И почерк у него такой – порывистый и угловатый. Переменчивый. Начало
предложения одним стилем, окончание – совершенно другим. С миллионом ошибок и
описок. Но и такой – неряшливый и торопливый, текст передает энергию автора.
Напор. Все сметающую волну, уже успевшую перевернуть в том несчастном поместье
все вверх тормашками.
«Прожект летательной машины с друзьями
составляем, - писал Сашенька. – Схемы
рисуем. Ты говорил, что аэронавтом могут быть только сильные и здоровые люди.
Мы с ребятами стали в пруду купаться. Каждый день. Доктор сказал, стану так
делать, болеть перестану»… Ясно вам?! Чертежи самолета они рисуют!

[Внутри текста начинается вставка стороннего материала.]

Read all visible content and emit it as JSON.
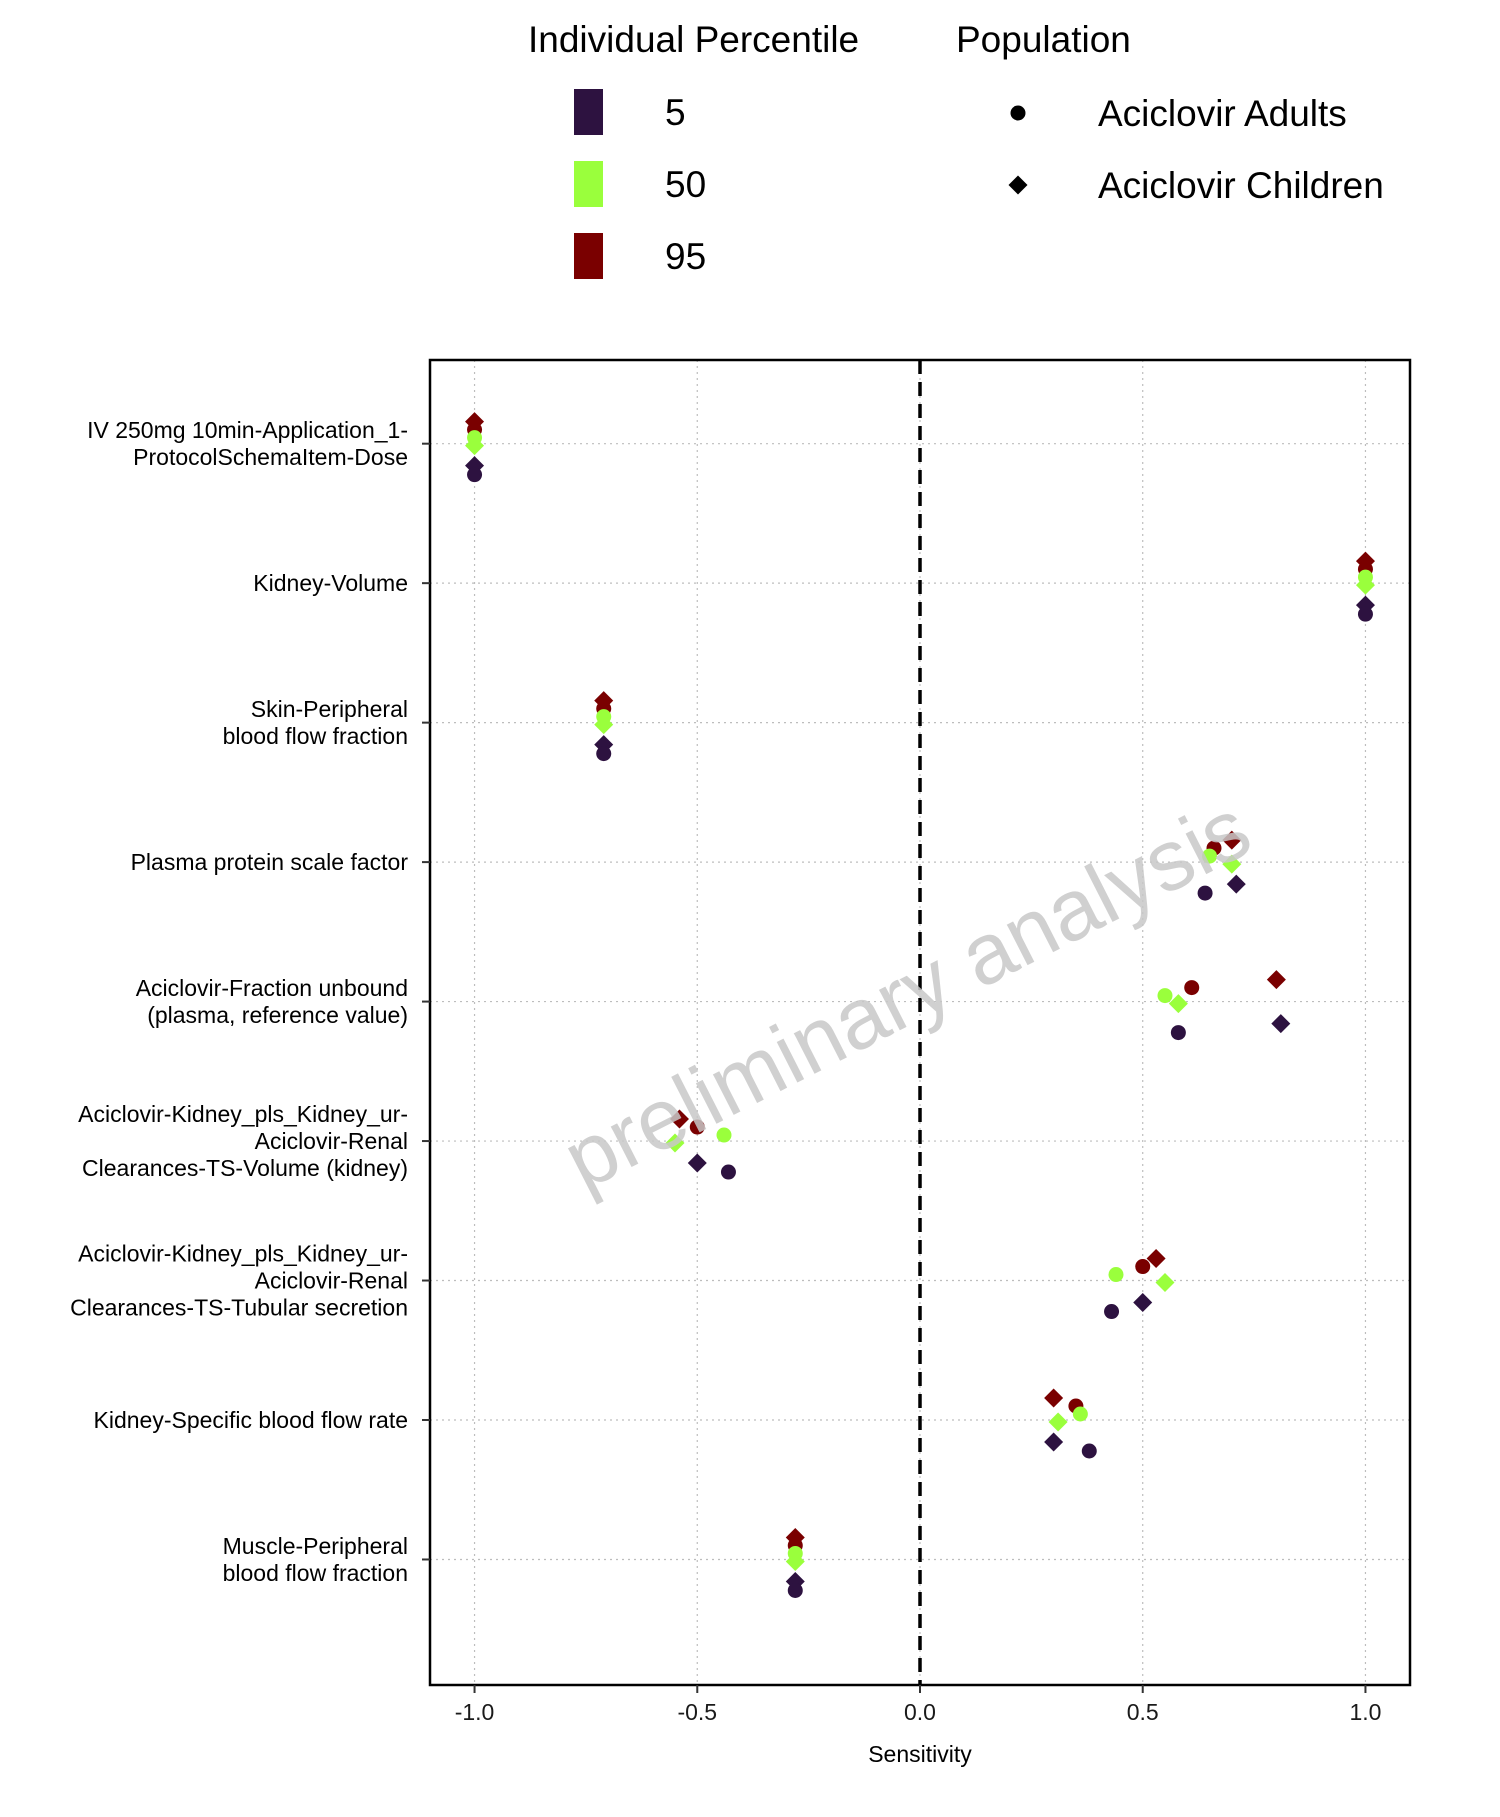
{
  "chart_data": {
    "type": "scatter",
    "xlabel": "Sensitivity",
    "xlim": [
      -1.1,
      1.1
    ],
    "xticks": [
      -1.0,
      -0.5,
      0.0,
      0.5,
      1.0
    ],
    "xtick_labels": [
      "-1.0",
      "-0.5",
      "0.0",
      "0.5",
      "1.0"
    ],
    "reference_line": {
      "x": 0,
      "style": "dashed"
    },
    "grid": true,
    "legend_position": "top",
    "legend": {
      "percentile_title": "Individual Percentile",
      "percentiles": [
        {
          "label": "5",
          "color": "#2d1240"
        },
        {
          "label": "50",
          "color": "#9aff3c"
        },
        {
          "label": "95",
          "color": "#7a0000"
        }
      ],
      "population_title": "Population",
      "populations": [
        {
          "label": "Aciclovir Adults",
          "shape": "circle"
        },
        {
          "label": "Aciclovir Children",
          "shape": "diamond"
        }
      ]
    },
    "watermark": "preliminary analysis",
    "parameters": [
      {
        "label": [
          "IV 250mg 10min-Application_1-",
          "ProtocolSchemaItem-Dose"
        ],
        "points": [
          {
            "pop": "Aciclovir Children",
            "pct": "95",
            "x": -1.0
          },
          {
            "pop": "Aciclovir Adults",
            "pct": "95",
            "x": -1.0
          },
          {
            "pop": "Aciclovir Adults",
            "pct": "50",
            "x": -1.0
          },
          {
            "pop": "Aciclovir Children",
            "pct": "50",
            "x": -1.0
          },
          {
            "pop": "Aciclovir Children",
            "pct": "5",
            "x": -1.0
          },
          {
            "pop": "Aciclovir Adults",
            "pct": "5",
            "x": -1.0
          }
        ]
      },
      {
        "label": [
          "Kidney-Volume"
        ],
        "points": [
          {
            "pop": "Aciclovir Children",
            "pct": "95",
            "x": 1.0
          },
          {
            "pop": "Aciclovir Adults",
            "pct": "95",
            "x": 1.0
          },
          {
            "pop": "Aciclovir Adults",
            "pct": "50",
            "x": 1.0
          },
          {
            "pop": "Aciclovir Children",
            "pct": "50",
            "x": 1.0
          },
          {
            "pop": "Aciclovir Children",
            "pct": "5",
            "x": 1.0
          },
          {
            "pop": "Aciclovir Adults",
            "pct": "5",
            "x": 1.0
          }
        ]
      },
      {
        "label": [
          "Skin-Peripheral",
          "blood flow fraction"
        ],
        "points": [
          {
            "pop": "Aciclovir Children",
            "pct": "95",
            "x": -0.71
          },
          {
            "pop": "Aciclovir Adults",
            "pct": "95",
            "x": -0.71
          },
          {
            "pop": "Aciclovir Adults",
            "pct": "50",
            "x": -0.71
          },
          {
            "pop": "Aciclovir Children",
            "pct": "50",
            "x": -0.71
          },
          {
            "pop": "Aciclovir Children",
            "pct": "5",
            "x": -0.71
          },
          {
            "pop": "Aciclovir Adults",
            "pct": "5",
            "x": -0.71
          }
        ]
      },
      {
        "label": [
          "Plasma protein scale factor"
        ],
        "points": [
          {
            "pop": "Aciclovir Children",
            "pct": "95",
            "x": 0.7
          },
          {
            "pop": "Aciclovir Adults",
            "pct": "95",
            "x": 0.66
          },
          {
            "pop": "Aciclovir Adults",
            "pct": "50",
            "x": 0.65
          },
          {
            "pop": "Aciclovir Children",
            "pct": "50",
            "x": 0.7
          },
          {
            "pop": "Aciclovir Children",
            "pct": "5",
            "x": 0.71
          },
          {
            "pop": "Aciclovir Adults",
            "pct": "5",
            "x": 0.64
          }
        ]
      },
      {
        "label": [
          "Aciclovir-Fraction unbound",
          "(plasma, reference value)"
        ],
        "points": [
          {
            "pop": "Aciclovir Children",
            "pct": "95",
            "x": 0.8
          },
          {
            "pop": "Aciclovir Adults",
            "pct": "95",
            "x": 0.61
          },
          {
            "pop": "Aciclovir Adults",
            "pct": "50",
            "x": 0.55
          },
          {
            "pop": "Aciclovir Children",
            "pct": "50",
            "x": 0.58
          },
          {
            "pop": "Aciclovir Children",
            "pct": "5",
            "x": 0.81
          },
          {
            "pop": "Aciclovir Adults",
            "pct": "5",
            "x": 0.58
          }
        ]
      },
      {
        "label": [
          "Aciclovir-Kidney_pls_Kidney_ur-",
          "Aciclovir-Renal",
          "Clearances-TS-Volume (kidney)"
        ],
        "points": [
          {
            "pop": "Aciclovir Children",
            "pct": "95",
            "x": -0.54
          },
          {
            "pop": "Aciclovir Adults",
            "pct": "95",
            "x": -0.5
          },
          {
            "pop": "Aciclovir Adults",
            "pct": "50",
            "x": -0.44
          },
          {
            "pop": "Aciclovir Children",
            "pct": "50",
            "x": -0.55
          },
          {
            "pop": "Aciclovir Children",
            "pct": "5",
            "x": -0.5
          },
          {
            "pop": "Aciclovir Adults",
            "pct": "5",
            "x": -0.43
          }
        ]
      },
      {
        "label": [
          "Aciclovir-Kidney_pls_Kidney_ur-",
          "Aciclovir-Renal",
          "Clearances-TS-Tubular secretion"
        ],
        "points": [
          {
            "pop": "Aciclovir Children",
            "pct": "95",
            "x": 0.53
          },
          {
            "pop": "Aciclovir Adults",
            "pct": "95",
            "x": 0.5
          },
          {
            "pop": "Aciclovir Adults",
            "pct": "50",
            "x": 0.44
          },
          {
            "pop": "Aciclovir Children",
            "pct": "50",
            "x": 0.55
          },
          {
            "pop": "Aciclovir Children",
            "pct": "5",
            "x": 0.5
          },
          {
            "pop": "Aciclovir Adults",
            "pct": "5",
            "x": 0.43
          }
        ]
      },
      {
        "label": [
          "Kidney-Specific blood flow rate"
        ],
        "points": [
          {
            "pop": "Aciclovir Children",
            "pct": "95",
            "x": 0.3
          },
          {
            "pop": "Aciclovir Adults",
            "pct": "95",
            "x": 0.35
          },
          {
            "pop": "Aciclovir Adults",
            "pct": "50",
            "x": 0.36
          },
          {
            "pop": "Aciclovir Children",
            "pct": "50",
            "x": 0.31
          },
          {
            "pop": "Aciclovir Children",
            "pct": "5",
            "x": 0.3
          },
          {
            "pop": "Aciclovir Adults",
            "pct": "5",
            "x": 0.38
          }
        ]
      },
      {
        "label": [
          "Muscle-Peripheral",
          "blood flow fraction"
        ],
        "points": [
          {
            "pop": "Aciclovir Children",
            "pct": "95",
            "x": -0.28
          },
          {
            "pop": "Aciclovir Adults",
            "pct": "95",
            "x": -0.28
          },
          {
            "pop": "Aciclovir Adults",
            "pct": "50",
            "x": -0.28
          },
          {
            "pop": "Aciclovir Children",
            "pct": "50",
            "x": -0.28
          },
          {
            "pop": "Aciclovir Children",
            "pct": "5",
            "x": -0.28
          },
          {
            "pop": "Aciclovir Adults",
            "pct": "5",
            "x": -0.28
          }
        ]
      }
    ]
  }
}
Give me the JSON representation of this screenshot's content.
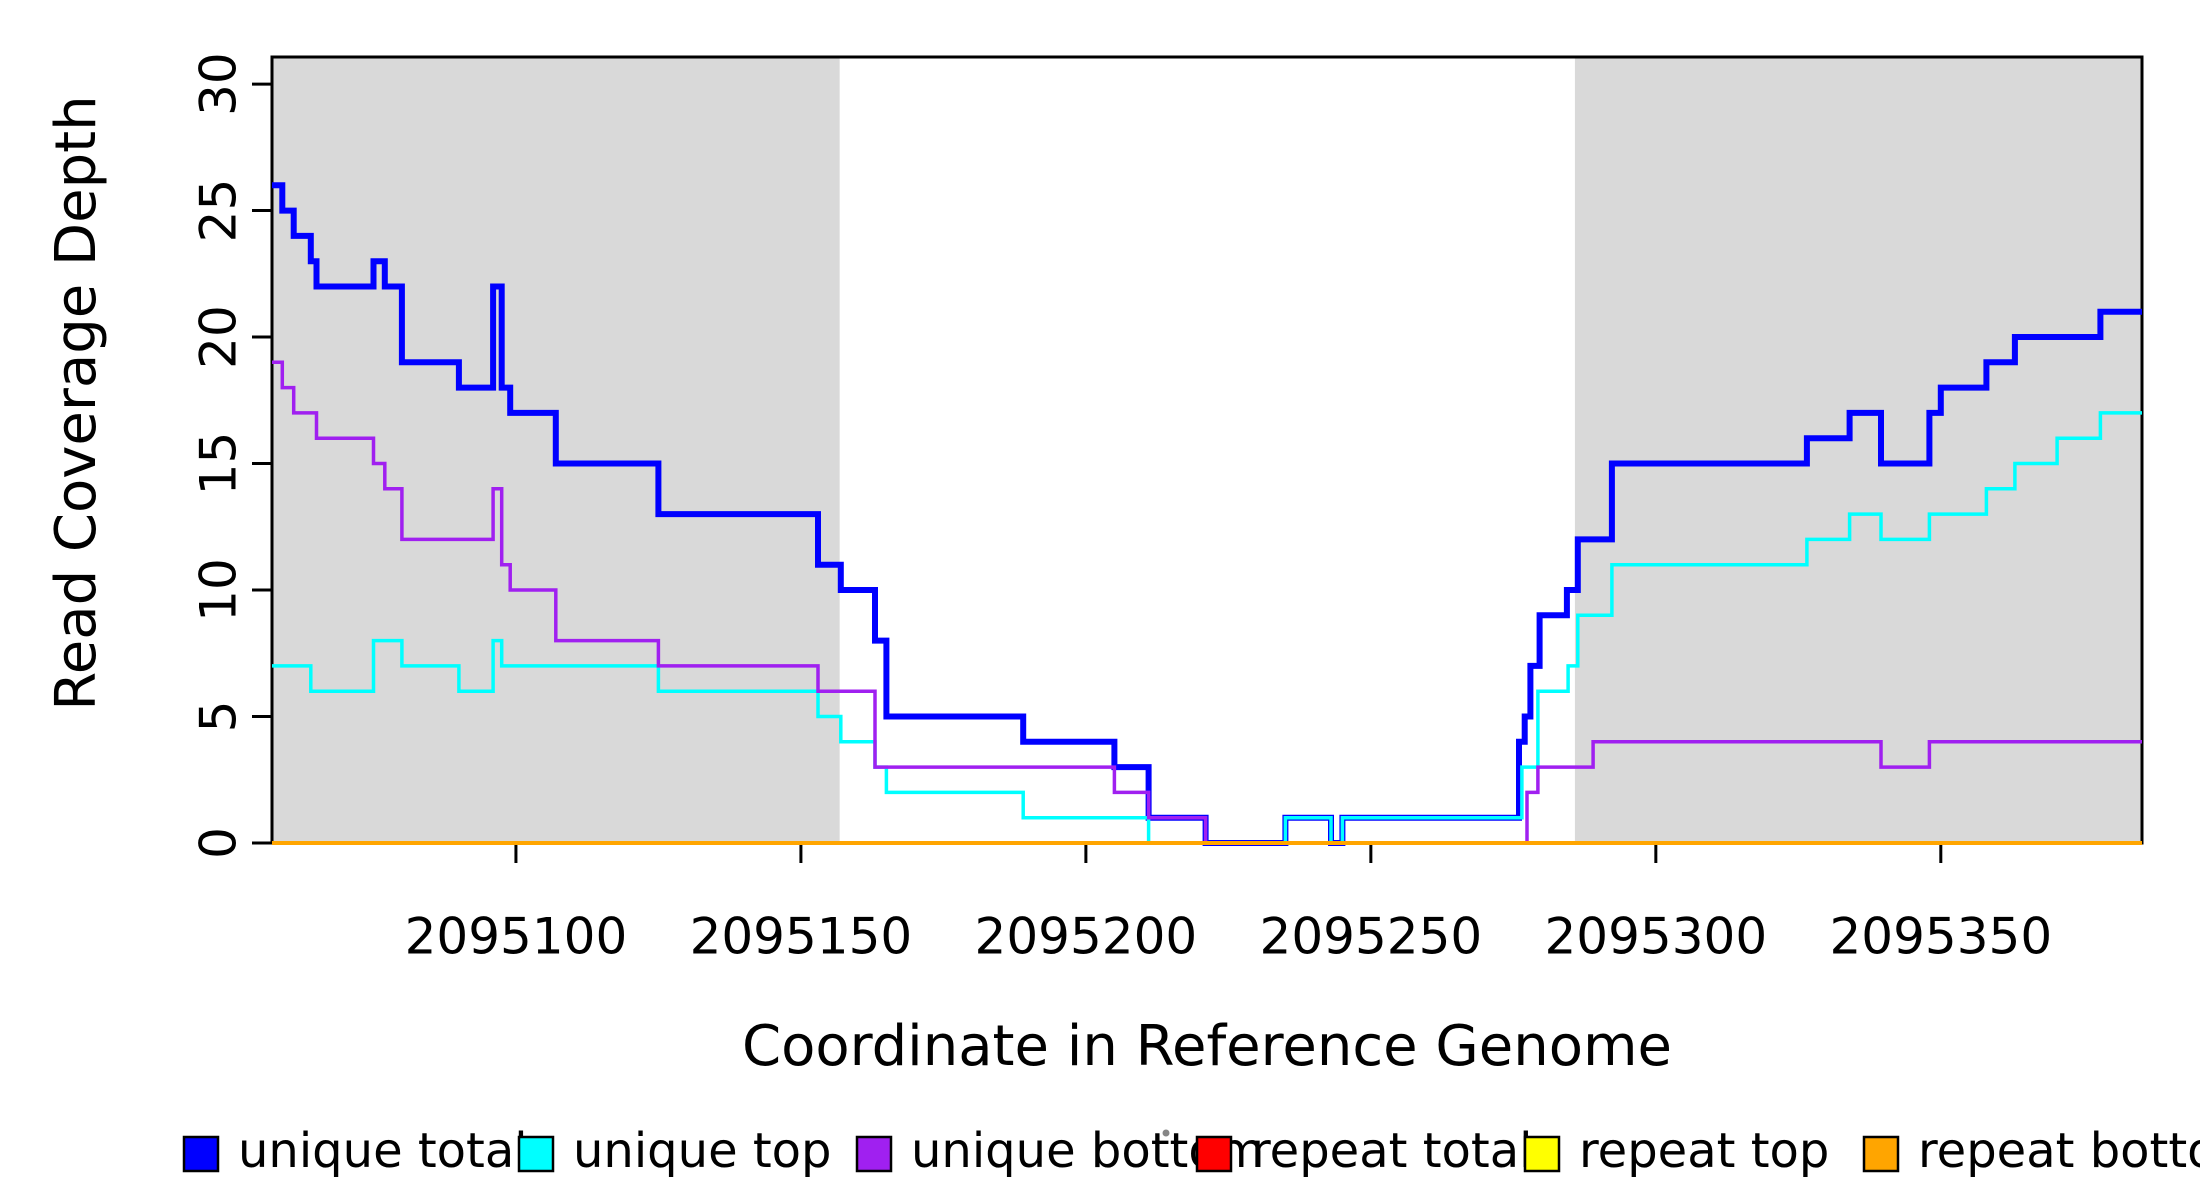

Закаляются. Зная Александра, можно быть уверенным – вся организованная им банда
малолетних авиаторов еще и зарядку теперь делает. К полетам готовится.
Вспышкой
и горячей волной по венам проходит через меня ощущение чистого, ничем не
замутненного счастья. Просто от осознания, что есть у меня два замечательных,
разных, но одинаково любимых сына. Семьи. Жены и не рожденной еще, но уже
горячо любимой дочери. Как я мог в той, первой жизни, обходиться без этого? Сам
себе прежнему удивляюсь. Вроде как половину себя самолично отрезал и выбросил.
Наденька
писала о многом. Что меня всегда удивляло в ее посланиях, так это то, что в них
никогда не встречалось этого обычного женского сюсюканья. Никакой пустопорожней
болтовни и пересказа досужих сплетен. Все четко и по делу. Вроде налогового
отчета, только без цифр. Саша не болел ни раза. От Германа получено семь писем.
Два раза приходили послания от Астахова, в которых Веня просил уточнить некоторые
вопросы по нашим предприятиям и людям. Соседи и прочие гости имения на приемах
обсуждают войну во Франции, шведского короля и инспекцию графа Лерхе. Общество
склоняется к мысли, что французы таки проиграют, швед уедет ни с чем, а
вице-канцлер накрутит хвосты зарвавшимся начальникам губерний. И что так им
всем – и галлам, и Оскару и губернаторам – так и надо. Отставные офицеры,
имеющиеся, считай, в половине помещичьих семейств, поддержали наш дружественный
нейтралитет. Значит, все в империи хорошо, все правильно.
Все-таки
есть что-то такое в бумажных посланиях… притягательное. Прочел, и вроде рядом
побывал. Ни телефонный разговор, ни уж тем более новомодные к моменту моей
первой кончины сетевые мессенджеры такого передать не могут. Читаешь аккуратные
строки с тщательно проставленными точками над буквами, и словно бы видишь
Наденьку. Короткие простые предложения – это не от незнания русского языка, или
скудости ума. Это от немецкого. Как и мой Герочка, Надя сначала научилась
говорить и думать на немецком, потом уж на русском.